October 31 marked the one-year anniversary of the expansion of New York’s beverage container deposit law to include a 5 cents deposit on bottled water. Under the new law, beverage companies are now required to transfer 80% of the unredeemed deposits to the state General Fund. Previously, beverage companies kept all the unclaimed deposits.
The $120 million is slightly more than the $118 million predicted in the state budget.
While it is too early to measure the full benefits of the new law, state and national recycling advocates are hailing the first year as a success.
“Consumers have adjusted easily to the expanded bottle bill and it is already delivering on its promise of a cleaner and healthier environment,” said Laura Haight, senior environmental associate with the New York Public Interest Research Group. “It has also created new jobs for small businesses and generated critically needed revenue for the state.”
Haight noted that a survey of supermarkets and convenience stores in February found that 93% of the stores surveyed were complying with the law’s redemption requirements, and most of the water bottles sold were properly labeled.
In addition,the number of registered redemption centers which take back empty containers grew from 113 in 2009 to 131 as of October 2010. Many of these small businesses have been able to expand and increase their employees’ wages and benefits.
Nationally, plastic recycling got a significant boost in 2009 due to the expansion of bottle laws in New York, Connecticut and Oregon to include bottled water, most of which is sold in PET plastic bottles.

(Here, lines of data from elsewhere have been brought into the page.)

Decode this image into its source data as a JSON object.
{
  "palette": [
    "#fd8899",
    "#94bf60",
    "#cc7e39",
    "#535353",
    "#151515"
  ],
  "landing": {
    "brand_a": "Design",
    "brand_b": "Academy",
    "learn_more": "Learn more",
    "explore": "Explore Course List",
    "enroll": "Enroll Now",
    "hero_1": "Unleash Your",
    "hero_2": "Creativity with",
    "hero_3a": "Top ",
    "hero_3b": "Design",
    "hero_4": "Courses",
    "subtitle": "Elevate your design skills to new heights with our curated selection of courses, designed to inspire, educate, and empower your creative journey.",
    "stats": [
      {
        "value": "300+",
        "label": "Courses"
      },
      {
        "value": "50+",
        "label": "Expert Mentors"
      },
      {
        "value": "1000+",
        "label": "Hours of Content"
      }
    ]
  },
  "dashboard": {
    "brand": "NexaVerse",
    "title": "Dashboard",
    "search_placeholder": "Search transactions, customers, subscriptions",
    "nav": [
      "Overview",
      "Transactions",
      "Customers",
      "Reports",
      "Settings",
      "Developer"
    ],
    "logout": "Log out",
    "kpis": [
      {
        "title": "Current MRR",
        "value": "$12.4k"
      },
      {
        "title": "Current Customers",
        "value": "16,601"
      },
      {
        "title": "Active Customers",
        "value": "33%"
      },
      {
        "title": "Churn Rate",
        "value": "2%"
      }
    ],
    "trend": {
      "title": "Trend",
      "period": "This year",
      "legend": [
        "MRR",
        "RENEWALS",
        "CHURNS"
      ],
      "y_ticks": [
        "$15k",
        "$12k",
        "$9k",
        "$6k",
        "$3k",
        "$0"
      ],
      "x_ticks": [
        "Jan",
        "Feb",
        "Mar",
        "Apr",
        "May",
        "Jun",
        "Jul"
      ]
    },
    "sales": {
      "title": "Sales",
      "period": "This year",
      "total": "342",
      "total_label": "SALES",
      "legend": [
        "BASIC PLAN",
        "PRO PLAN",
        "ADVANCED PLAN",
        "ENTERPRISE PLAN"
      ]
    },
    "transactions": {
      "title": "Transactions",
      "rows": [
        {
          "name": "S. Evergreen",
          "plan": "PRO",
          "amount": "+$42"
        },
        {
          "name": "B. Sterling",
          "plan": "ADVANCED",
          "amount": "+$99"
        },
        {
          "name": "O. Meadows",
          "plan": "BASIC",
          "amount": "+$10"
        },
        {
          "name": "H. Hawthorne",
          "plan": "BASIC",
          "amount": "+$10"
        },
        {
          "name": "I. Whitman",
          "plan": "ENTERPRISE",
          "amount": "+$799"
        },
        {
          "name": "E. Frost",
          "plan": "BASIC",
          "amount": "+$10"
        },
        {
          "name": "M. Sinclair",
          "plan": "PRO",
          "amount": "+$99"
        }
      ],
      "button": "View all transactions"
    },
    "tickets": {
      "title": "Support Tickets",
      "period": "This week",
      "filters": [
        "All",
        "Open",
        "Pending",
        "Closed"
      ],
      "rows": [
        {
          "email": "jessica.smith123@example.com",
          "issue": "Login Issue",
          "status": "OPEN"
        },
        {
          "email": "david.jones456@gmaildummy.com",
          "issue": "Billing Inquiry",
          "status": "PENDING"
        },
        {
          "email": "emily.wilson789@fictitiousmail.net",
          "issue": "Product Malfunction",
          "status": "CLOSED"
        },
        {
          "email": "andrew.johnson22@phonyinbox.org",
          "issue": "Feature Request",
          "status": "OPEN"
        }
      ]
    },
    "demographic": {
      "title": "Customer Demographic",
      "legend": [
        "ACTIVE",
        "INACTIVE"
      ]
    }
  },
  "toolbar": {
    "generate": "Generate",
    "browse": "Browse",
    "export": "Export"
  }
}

According to Susan Collins, Executive Director of the Container Recycling Institute, “We are seeing excellent growth in recycling rates in the container deposit-refund programs around the country. The expansions in New York, Connecticut and Oregon added nearly four and a half billion containers to deposit programs, and have the potential to increase the nation’s overall beverage container recycling rate by two percentage points.”
Collins continued, “PET reclaimers in the U.S. are hungry for this material. They are busy building new plants in the U.S., and can staff them with new employees as long as the materials are available to them.”